Я так и не смогла помочь Софии. Но если бы ее не было в тот год, когда мама лежала у меня в доме и умирала, то, думаю, я бы не справилась.
Каждое лето Анна привозила к нам с Арне Марию, и между ней и мной установились отношения, о которых я всегда мечтала. Мы неторопливо бродили по окрестностям и открывали все новые и новые места в горах и на берегу моря. Господи, как же много на свете вещей, перед которыми можно застыть в благоговейном восхищении: огромные, красивые в своей дикости валуны, полевые цветы, которых мы никогда прежде не видели. Мы рвали их и украшали ими дом. Я уже не говорю о червях и насекомых. Головастиков мы ловили и пускали в тазик в подвале. Головастики потом куда-то исчезали, но я не говорила Марии, что их съедает кот.
Девочка очень его любила.
На каждое Рождество мы ездили в Стокгольм. Рикард и Анна успокоились, отношения между ними стали лучше. Но я по-прежнему не рисковала задавать вопросы. Анна ждала ребенка.

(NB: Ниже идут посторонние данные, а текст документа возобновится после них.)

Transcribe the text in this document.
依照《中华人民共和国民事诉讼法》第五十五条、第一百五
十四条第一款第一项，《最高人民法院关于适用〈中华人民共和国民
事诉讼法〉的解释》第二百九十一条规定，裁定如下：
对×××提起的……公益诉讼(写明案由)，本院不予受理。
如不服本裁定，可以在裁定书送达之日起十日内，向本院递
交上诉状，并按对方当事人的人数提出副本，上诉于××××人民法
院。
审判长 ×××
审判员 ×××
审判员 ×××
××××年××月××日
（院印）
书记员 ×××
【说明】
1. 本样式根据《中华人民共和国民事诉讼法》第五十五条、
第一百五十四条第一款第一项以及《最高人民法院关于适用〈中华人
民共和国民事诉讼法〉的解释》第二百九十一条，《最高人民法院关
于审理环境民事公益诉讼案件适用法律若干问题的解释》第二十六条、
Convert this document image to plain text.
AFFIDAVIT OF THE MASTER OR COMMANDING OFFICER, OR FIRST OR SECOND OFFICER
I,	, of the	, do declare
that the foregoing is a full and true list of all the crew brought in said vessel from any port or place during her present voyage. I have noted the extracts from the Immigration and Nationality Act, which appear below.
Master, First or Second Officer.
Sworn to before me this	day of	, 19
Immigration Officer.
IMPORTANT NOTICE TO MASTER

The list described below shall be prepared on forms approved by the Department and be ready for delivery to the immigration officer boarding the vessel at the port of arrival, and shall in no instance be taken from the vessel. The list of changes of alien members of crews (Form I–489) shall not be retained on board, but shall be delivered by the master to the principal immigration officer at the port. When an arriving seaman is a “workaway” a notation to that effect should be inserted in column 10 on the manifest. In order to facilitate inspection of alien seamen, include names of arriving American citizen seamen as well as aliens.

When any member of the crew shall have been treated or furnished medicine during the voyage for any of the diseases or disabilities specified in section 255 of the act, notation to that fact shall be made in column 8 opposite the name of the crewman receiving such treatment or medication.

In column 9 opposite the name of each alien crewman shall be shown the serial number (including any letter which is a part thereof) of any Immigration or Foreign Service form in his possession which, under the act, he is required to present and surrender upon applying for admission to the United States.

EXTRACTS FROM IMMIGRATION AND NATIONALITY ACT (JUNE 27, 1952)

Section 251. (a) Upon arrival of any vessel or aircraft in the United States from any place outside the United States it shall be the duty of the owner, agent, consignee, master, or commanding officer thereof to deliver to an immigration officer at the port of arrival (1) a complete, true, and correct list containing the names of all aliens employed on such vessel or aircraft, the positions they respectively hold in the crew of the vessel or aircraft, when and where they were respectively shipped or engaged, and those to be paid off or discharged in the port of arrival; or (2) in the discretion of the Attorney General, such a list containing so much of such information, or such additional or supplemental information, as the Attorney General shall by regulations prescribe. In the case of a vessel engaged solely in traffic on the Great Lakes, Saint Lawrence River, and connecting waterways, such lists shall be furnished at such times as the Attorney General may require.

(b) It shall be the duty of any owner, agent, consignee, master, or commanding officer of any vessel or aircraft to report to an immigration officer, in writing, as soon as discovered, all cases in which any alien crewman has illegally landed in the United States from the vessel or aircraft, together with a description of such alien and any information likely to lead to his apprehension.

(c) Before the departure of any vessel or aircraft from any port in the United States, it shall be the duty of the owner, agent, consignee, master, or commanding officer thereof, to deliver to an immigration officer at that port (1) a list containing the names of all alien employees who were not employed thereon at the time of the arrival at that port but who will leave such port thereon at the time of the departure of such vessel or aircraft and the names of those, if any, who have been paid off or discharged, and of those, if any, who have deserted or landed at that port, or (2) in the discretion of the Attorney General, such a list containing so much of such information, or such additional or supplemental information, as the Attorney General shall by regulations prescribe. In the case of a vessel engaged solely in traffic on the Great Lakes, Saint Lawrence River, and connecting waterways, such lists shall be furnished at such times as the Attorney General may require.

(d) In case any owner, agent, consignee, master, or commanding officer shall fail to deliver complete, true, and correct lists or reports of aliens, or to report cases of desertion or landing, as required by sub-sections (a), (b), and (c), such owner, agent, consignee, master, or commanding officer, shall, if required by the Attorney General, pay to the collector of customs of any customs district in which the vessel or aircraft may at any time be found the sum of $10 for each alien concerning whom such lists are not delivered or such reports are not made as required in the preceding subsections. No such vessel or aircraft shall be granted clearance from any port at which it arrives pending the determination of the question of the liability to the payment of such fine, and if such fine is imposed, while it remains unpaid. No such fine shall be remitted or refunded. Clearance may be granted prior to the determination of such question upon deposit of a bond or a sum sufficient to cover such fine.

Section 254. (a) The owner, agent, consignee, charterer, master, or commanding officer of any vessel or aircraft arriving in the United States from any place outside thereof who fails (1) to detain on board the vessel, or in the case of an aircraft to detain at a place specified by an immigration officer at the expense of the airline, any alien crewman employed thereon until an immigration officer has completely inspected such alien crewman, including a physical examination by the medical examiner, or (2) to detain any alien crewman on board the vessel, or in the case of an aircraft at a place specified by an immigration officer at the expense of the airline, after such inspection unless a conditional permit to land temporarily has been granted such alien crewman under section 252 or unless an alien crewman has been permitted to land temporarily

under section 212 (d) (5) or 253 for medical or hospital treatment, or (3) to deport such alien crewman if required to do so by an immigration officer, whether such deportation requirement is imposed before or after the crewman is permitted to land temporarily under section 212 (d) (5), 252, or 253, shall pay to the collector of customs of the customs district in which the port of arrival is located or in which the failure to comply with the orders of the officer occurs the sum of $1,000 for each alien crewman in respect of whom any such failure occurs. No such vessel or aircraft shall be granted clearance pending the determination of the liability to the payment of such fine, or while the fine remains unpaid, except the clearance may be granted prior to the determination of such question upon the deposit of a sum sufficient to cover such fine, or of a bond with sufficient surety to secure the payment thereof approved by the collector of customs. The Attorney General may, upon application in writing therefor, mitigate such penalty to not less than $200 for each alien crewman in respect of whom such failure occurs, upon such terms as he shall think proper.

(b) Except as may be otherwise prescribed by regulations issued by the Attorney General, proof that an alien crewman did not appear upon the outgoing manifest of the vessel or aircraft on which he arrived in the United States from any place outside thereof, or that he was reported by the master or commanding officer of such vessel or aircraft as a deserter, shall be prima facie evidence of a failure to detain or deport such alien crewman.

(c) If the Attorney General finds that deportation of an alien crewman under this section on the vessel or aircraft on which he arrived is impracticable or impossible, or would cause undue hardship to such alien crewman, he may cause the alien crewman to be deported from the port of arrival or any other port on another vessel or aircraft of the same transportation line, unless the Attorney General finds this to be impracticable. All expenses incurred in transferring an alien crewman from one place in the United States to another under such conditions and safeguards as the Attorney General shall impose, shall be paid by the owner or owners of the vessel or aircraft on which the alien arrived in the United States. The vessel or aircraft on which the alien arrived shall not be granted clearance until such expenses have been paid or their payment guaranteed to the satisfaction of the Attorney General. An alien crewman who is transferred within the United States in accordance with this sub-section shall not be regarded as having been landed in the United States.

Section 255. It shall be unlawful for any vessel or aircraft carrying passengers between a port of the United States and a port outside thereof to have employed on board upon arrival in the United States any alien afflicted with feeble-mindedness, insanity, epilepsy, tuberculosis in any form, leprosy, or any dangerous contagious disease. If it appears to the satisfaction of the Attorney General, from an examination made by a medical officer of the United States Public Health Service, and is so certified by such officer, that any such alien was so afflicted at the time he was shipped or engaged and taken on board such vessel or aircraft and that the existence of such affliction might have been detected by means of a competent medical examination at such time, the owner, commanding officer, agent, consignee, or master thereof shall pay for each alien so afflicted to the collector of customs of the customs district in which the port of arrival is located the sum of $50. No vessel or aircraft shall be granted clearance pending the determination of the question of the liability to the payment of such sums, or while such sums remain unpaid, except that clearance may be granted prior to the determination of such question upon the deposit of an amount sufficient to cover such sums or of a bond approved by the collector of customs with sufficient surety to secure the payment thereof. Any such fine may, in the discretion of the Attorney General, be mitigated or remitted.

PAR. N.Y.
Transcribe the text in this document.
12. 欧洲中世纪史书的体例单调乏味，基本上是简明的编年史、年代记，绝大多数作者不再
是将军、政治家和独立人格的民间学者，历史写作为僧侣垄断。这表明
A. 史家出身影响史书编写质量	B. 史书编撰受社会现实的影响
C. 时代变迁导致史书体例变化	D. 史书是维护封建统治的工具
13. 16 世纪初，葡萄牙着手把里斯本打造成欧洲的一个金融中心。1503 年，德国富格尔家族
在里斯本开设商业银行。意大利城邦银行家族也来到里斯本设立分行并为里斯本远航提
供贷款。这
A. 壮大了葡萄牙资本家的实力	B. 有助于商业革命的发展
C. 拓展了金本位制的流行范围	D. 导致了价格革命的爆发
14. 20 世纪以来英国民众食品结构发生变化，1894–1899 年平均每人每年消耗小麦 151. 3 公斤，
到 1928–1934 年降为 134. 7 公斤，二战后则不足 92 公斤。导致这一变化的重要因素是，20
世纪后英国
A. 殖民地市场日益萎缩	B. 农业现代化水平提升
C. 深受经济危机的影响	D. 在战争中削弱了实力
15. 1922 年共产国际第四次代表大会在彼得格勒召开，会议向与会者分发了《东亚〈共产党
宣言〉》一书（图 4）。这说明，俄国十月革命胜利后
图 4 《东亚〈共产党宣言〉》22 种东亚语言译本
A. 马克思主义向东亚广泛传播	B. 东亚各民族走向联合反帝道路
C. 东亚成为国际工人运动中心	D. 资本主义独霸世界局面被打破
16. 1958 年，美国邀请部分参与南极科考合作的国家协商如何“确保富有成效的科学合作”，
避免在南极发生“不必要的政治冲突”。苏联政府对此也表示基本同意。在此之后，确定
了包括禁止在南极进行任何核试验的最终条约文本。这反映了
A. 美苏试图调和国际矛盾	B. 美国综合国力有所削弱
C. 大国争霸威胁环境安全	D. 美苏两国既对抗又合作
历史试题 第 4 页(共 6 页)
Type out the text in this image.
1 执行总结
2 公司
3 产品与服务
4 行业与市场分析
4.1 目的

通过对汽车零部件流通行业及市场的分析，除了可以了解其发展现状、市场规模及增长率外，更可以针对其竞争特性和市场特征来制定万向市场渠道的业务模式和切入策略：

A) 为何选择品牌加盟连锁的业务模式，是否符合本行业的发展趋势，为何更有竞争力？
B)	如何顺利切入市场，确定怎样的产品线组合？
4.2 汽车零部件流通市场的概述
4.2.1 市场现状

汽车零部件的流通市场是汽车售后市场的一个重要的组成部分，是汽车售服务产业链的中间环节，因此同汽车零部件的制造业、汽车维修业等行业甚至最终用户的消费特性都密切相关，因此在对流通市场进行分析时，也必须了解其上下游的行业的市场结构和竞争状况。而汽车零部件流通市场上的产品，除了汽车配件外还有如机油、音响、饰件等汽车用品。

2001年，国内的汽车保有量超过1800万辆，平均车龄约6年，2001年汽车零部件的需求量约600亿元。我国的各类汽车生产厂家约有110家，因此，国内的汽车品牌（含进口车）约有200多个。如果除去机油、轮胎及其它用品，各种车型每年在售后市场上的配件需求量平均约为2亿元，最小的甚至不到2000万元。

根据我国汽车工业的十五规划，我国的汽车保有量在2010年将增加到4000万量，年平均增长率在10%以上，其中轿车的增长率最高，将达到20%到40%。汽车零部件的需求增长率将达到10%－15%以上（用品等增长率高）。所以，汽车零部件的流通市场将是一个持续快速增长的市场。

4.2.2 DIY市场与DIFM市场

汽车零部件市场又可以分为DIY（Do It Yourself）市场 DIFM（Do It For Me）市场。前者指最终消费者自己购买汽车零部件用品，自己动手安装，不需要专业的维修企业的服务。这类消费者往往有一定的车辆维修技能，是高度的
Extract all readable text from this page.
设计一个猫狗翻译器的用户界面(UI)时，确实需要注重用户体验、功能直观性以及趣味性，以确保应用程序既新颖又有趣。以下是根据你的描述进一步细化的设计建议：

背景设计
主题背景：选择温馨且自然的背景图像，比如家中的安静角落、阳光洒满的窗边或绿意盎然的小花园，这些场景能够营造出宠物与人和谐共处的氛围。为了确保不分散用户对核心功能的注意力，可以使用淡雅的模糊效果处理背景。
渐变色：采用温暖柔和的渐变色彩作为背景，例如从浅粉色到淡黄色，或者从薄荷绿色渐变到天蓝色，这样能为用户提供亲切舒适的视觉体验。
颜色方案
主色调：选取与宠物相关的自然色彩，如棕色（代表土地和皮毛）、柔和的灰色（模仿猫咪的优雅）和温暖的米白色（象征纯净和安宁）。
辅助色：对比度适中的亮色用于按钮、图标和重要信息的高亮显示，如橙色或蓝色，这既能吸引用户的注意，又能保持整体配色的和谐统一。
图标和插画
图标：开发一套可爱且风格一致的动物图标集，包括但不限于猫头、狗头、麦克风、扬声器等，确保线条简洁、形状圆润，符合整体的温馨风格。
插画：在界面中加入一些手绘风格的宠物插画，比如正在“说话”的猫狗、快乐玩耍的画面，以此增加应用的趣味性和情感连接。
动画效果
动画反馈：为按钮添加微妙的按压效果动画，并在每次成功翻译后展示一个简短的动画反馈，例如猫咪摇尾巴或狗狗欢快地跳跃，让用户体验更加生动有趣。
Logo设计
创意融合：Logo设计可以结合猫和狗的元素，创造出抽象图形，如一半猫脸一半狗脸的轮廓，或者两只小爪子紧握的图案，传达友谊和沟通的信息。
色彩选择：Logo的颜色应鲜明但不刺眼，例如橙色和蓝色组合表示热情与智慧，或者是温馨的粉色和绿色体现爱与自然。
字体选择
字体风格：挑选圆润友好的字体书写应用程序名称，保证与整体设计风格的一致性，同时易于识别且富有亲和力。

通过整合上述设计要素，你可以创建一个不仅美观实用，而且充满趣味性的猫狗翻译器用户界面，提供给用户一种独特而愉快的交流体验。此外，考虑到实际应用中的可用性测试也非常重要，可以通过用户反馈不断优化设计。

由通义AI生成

— В мае у нас будет еще одна девочка, — сказал Рикард.
— Откуда ты знаешь, что это будет не мальчик? — спросил Арне.
— Анна уверена. У женщин из дальсланского рода есть какие-то мистические способности.
Арне только покачал головой, но потом рассказал Рикарду, как Астрид еще в середине тридцатых сказала, что нацисты будут маршировать по улице Карла-Юхана.
Мы договорились, что заберем Марию весной к себе. Я приеду на поезде и возьму ее.